Given current energy efficiency improvements of around 10% per year (source: Lawrence Livermore National Laboratory), this only translates to approximately a 60% increase in energy efficiencies over a 5-year period if the energy production technologies don’t improve significantly.

The Need for Increased Complexity in AI Models

Current AI models struggle with many major issues today.

Lack of Up-to-date Information: Current models are trained on static datasets and do not have real-time access to the internet for the most up-to-date information.

Hallucinations: AI models sometimes generate information that is plausible-sounding but incorrect or nonsensical.

Understanding Context and Nuance: Handling nuanced human language, context, and intent remains a challenge for AI.

My visualization of AI hallucinating.

To address these issues, future AI models will need to incorporate:

  • Real-Time Data Integration: Access to and processing of real-time data from the internet to provide up-to-date responses.

  • Improved Model Architectures: Enhancements in model architectures to reduce hallucinations and improve the reliability of generated content.

  • Contextual Understanding: Advanced natural language processing techniques to better understand and maintain context over long conversations.

Increased Model Complexity

Solving these problems will significantly increase the complexity of AI models.
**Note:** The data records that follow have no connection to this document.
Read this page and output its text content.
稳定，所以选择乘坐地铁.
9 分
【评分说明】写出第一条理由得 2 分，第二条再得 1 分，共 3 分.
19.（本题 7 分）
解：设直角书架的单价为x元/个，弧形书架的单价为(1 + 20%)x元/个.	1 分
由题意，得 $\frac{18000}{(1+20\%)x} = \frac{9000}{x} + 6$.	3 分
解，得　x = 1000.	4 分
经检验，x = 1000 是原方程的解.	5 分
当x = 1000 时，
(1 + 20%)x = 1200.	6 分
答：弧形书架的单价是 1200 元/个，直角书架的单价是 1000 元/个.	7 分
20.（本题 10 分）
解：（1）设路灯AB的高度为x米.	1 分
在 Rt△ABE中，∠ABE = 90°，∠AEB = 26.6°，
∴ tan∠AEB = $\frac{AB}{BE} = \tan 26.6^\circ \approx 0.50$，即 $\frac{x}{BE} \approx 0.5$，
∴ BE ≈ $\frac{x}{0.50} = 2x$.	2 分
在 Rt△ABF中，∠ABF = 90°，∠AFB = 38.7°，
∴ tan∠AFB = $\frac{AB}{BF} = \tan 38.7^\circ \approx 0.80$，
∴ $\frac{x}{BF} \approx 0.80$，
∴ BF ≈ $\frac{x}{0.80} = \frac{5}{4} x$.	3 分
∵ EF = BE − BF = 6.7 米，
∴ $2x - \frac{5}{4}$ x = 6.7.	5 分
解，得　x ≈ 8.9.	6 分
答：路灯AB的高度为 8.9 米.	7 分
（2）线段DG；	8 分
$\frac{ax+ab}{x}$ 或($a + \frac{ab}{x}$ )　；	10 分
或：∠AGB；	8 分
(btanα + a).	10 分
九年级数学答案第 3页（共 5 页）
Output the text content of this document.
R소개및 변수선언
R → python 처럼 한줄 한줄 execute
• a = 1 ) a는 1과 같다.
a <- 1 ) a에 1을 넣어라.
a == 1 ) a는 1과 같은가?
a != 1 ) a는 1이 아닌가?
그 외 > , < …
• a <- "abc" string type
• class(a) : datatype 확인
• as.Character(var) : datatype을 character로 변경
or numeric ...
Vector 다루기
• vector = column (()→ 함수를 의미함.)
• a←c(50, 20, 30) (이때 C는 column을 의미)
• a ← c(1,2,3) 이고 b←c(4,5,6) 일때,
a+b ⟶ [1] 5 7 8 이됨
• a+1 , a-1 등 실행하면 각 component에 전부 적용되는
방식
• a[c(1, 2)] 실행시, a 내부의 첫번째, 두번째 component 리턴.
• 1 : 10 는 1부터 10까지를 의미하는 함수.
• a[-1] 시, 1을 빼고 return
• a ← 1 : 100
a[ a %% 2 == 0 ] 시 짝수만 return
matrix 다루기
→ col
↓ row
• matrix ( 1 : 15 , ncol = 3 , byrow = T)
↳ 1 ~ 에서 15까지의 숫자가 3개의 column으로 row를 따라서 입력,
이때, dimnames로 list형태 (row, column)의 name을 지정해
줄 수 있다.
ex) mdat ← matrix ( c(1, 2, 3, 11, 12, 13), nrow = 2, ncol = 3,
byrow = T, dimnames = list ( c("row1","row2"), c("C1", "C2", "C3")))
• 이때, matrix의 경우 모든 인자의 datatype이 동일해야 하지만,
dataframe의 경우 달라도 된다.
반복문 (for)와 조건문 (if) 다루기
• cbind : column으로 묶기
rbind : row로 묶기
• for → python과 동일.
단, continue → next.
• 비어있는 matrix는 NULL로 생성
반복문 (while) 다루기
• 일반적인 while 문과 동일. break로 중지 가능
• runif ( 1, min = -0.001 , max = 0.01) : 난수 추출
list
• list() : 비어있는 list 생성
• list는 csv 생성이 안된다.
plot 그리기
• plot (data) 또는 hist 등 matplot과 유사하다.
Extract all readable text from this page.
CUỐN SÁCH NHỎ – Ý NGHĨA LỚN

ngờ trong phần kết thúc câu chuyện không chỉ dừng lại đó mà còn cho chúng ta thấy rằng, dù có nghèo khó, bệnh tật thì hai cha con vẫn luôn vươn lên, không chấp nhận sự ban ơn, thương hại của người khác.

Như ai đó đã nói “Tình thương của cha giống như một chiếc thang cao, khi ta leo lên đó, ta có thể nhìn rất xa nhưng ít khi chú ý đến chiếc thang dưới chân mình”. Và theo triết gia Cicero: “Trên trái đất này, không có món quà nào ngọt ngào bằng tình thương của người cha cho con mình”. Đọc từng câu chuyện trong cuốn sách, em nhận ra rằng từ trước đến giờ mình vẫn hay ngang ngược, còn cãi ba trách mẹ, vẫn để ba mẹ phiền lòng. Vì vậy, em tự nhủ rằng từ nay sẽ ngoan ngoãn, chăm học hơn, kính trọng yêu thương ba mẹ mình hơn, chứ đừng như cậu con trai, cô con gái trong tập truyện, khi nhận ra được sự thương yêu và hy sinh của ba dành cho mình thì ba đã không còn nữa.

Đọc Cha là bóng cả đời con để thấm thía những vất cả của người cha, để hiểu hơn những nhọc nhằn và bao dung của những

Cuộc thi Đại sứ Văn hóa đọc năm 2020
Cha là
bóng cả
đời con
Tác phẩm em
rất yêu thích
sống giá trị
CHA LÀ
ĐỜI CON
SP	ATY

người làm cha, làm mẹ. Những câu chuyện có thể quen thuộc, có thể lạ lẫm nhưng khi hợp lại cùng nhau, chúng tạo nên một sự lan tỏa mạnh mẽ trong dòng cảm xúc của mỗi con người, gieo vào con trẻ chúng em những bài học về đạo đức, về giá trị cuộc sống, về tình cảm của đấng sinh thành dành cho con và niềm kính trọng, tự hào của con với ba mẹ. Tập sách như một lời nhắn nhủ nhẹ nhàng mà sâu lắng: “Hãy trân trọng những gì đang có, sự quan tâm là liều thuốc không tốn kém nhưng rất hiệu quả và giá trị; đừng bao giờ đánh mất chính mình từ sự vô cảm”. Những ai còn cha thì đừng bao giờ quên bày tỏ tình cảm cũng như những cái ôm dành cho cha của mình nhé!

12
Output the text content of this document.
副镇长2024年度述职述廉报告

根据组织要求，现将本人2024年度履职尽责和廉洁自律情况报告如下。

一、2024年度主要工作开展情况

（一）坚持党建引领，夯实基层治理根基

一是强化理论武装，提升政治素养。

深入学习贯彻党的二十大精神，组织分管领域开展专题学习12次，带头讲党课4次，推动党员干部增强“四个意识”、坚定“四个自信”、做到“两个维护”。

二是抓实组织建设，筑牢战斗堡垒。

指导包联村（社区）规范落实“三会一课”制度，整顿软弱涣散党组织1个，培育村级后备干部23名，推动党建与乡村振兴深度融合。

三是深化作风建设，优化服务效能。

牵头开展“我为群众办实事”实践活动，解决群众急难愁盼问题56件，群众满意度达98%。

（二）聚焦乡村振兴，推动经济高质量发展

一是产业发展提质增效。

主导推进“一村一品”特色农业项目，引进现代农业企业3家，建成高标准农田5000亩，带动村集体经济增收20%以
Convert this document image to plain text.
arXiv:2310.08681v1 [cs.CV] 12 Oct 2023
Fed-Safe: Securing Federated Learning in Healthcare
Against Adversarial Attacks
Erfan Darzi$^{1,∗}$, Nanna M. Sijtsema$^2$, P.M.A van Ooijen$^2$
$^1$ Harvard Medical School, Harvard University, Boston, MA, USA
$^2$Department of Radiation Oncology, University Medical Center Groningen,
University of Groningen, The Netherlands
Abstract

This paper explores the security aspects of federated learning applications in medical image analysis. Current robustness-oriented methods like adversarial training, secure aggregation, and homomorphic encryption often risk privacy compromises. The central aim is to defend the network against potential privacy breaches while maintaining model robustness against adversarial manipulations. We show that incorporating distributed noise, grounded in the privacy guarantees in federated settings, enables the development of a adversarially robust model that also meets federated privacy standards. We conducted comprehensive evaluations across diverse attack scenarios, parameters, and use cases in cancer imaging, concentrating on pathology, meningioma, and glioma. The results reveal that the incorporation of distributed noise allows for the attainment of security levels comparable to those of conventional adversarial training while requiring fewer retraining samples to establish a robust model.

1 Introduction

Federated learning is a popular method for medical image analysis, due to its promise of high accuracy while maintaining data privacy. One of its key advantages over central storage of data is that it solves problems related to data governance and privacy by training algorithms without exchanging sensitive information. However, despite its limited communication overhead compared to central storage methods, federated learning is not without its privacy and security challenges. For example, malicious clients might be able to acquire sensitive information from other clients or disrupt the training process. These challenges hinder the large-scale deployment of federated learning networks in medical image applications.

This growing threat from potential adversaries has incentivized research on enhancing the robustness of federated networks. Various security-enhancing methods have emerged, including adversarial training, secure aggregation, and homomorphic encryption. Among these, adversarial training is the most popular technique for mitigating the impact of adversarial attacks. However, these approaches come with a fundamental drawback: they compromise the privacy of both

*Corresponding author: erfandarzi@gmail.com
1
For example:

  • Real-Time Data Integration: Requires constant data updates and real-time processing capabilities.
  • Improved Model Architectures: Likely to involve larger and more complex models with more parameters.
  • Contextual Understanding: Demands more sophisticated training algorithms and potentially longer training times.

Let's assume each of these improvements independently doubles the complexity of the AI model. If we start with the current complexity (C), integrating these advancements might lead to:

Future Complexity=C×2(real-time data)×2(improved architectures)×2(contextual understanding)=C×2^3 =C×8

Let’s estimate a 5x increase in complexity as a more conservative yet substantial figure.

Hopefully, we will have better energy efficiency than the Simpsons.

Data Quality and Ethics

AI systems depend heavily on high-quality, unbiased data for training and decision-making. While the quantity of data is increasing rapidly, the quality and ethical considerations surrounding this data are equally crucial.

Data Generation and Processing

With the increase from 64.2 to 175 zettabytes, data generation will likely outpace the current capabilities of processing and labeling. Ensuring data quality and addressing biases require significant resources. Let's consider the human labor and computational resources needed for data labeling. Assuming 1 hour of human labor is needed to label 1 GB of data, labeling 175 zettabytes would require:

175 ZB×1 hour/GB×10^9  GB/ZB =175×10^9  hours

This is not feasible with current resources, indicating a substantial gap in data quality and ethical processing.

Conclusion: When Will AI Be in a Truly Advanced State In the Next, Say 5 Years?

The idea that AI will "take over" in the next five years seems improbable, even if it will surely continue to advance and become more deeply integrated into many industries. There are several obstacles to overcome, including issues with energy usage, data quality, and processing power limitations. AI will not be able to evolve as fast without significant advancements in energy efficiency, data ethics, and technology.

It seems more reasonable to anticipate that AI will become truly advanced within the next ten to fifteen years, based on existing patterns and reasonable development estimates. This prolonged period enables the development and successful implementation of essential ethical, technological, and resource-based breakthroughs.

Sources and References:

  1. Moore, G. E. (1965). Cramming more components onto integrated circuits. Electronics, 38(8), 114-117.
  2. Goodfellow, I., Bengio, Y., & Courville, A. (2016). Deep Learning. MIT Press.
  3. Markoff, J. (2015). Machines of Loving Grace: The Quest for Common Ground Between Humans and Robots. HarperCollins.
  4. IDC. (2020). Global DataSphere Forecast 2021-2025.
  5. Lawrence Livermore National Laboratory. (2021). Energy Efficiency Trends in Computing.